Sete anos passaram em que pastoreei muitas ovelhas, alunos candidatos a actores. Pastoreei muitas projecções de mim mesmo que começava a estudar. Foram estes anos todos e no meu balanço foram anos inúteis. Por duas razões:
porque eu estava errado cosmicamente, dado que a minha experiência passou e agora sou o que sou, com a minha construção
porque de facto, proporcionalmente, o que resultou destes anos de magistério não é conta justa
Neste esforço de pastor criei este blogue, que servia para falar de coisas num local onde ninguém fala de coisa nenhuma. Ninguém quer de facto saber. Itália, USA/UK, Espanha têm traduções do Stanislavski e do Meierhold e nós estamos na idade da pedra. Ninguém quer saber. Os meus alunos não sabem que há uma biblioteca na sua escola e aqui eu pertenço a outro mundo. Ninguém aqui faz ideia do que é training, nem há nenhum (outro) português que frequente as formações de Guennadi Bogdanov que, com sete ou catorze anos a mais depois da minha formação vos digo que é muito superior a qualquer escola de teatro e eu conheço-as. Nada resultou como deveria. As aulas sairam furadas: se há alunos que falsificam presenças então não vale a pena falar de ética no teatro ou de training, se há alunos que faltam e estão na rua ou no café ou no facebook, então eu estou e estive a dar pérolas a porcos. Com uma agravante: o sonho do pastor.

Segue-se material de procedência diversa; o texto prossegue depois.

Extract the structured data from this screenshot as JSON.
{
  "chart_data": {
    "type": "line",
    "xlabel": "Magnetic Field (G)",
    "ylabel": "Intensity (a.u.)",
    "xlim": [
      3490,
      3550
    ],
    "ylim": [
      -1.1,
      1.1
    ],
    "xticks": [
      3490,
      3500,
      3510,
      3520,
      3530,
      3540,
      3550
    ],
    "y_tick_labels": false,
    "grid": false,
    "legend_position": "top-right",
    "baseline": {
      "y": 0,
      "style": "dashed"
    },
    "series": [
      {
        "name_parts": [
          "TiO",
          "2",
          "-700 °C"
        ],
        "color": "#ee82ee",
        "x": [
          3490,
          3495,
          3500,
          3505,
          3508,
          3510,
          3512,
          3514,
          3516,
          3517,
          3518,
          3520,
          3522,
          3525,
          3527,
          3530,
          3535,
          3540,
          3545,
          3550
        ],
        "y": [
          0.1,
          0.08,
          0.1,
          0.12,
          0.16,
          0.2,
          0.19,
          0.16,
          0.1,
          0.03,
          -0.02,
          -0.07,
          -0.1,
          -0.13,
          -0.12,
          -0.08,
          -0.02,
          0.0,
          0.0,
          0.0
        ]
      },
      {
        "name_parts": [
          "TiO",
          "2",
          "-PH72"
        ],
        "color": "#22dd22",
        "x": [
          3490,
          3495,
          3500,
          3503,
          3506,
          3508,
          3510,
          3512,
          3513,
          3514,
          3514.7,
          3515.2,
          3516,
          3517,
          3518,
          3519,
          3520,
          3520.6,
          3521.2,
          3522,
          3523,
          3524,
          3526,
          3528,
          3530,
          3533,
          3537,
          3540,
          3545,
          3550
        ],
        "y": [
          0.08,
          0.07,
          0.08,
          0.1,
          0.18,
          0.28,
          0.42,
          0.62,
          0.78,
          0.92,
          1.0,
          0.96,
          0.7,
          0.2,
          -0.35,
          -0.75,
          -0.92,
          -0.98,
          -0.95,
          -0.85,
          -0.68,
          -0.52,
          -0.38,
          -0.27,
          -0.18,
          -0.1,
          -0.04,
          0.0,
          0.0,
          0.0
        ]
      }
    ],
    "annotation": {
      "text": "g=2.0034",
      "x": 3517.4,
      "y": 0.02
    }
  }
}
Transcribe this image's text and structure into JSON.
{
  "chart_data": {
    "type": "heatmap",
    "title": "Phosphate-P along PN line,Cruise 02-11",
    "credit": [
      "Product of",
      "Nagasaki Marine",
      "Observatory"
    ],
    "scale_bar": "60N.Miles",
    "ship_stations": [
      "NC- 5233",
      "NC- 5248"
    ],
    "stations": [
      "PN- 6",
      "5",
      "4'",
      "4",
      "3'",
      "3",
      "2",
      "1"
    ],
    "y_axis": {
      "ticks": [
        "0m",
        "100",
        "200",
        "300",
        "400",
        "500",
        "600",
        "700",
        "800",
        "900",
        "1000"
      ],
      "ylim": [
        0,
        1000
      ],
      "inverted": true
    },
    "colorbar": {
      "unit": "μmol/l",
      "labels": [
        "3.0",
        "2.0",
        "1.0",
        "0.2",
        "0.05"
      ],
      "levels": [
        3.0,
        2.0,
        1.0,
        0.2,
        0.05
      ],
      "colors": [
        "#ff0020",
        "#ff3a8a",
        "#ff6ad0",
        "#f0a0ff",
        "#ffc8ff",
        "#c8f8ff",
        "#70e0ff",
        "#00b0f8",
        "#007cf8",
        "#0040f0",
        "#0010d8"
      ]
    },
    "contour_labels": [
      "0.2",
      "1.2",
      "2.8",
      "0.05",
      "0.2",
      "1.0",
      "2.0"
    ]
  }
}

O pastor conduz, mas não é conduzido (- em termos gerais, é claro). Para que os outros se alimentem, ele está atento e procura - para os outros. Não para si. Durante estes anos fi-lo em deterimento de um actor: eu próprio.
Agora, que concluo pelo fracasso que é também o fim das ilusões, concluo que esta fase, este propósito, este edipianismo, a escola que eu carregava, o deterimento de mim como actor, a exigência e até o choque, acabaram.
Este blogue não terá continuação. É agora, para mim, tão inútil como o esforço e o ideal que lhe deram origem.
Esta posição em relação ao mundo (divulgação, promoção, estímulo, produção e reflexão sobre as coisas teatrais) acabou. Assim como acaba e se conclui em breve a minha posição ou função em relação à formação do actor. Pretendo fazer disto algo muito menos regular, e muito menos presente. Estou cansado de ser pastor, falei demais, dei demais, esperei demais. E esqueci-me de mim, neste processo. Este tempo agora, necessariamente, acabou. Dei aliás o que tinha arranjado para mim, e fiquei sem nada. Agora é juntar o que tenha e dar essa atenção a mim, como criador.
De textos teóricos conto concluir a tese de doutoramento em preparação sobre uma experiência exemplar por que passei.
De resto despeço-me da terra dos sonhos. Agora é a minha vez de concretizar plenamente o meu sonho. Já sem passados estranhos ou futuros ideiais, só o momento presente em que Jacob corre para Raquel.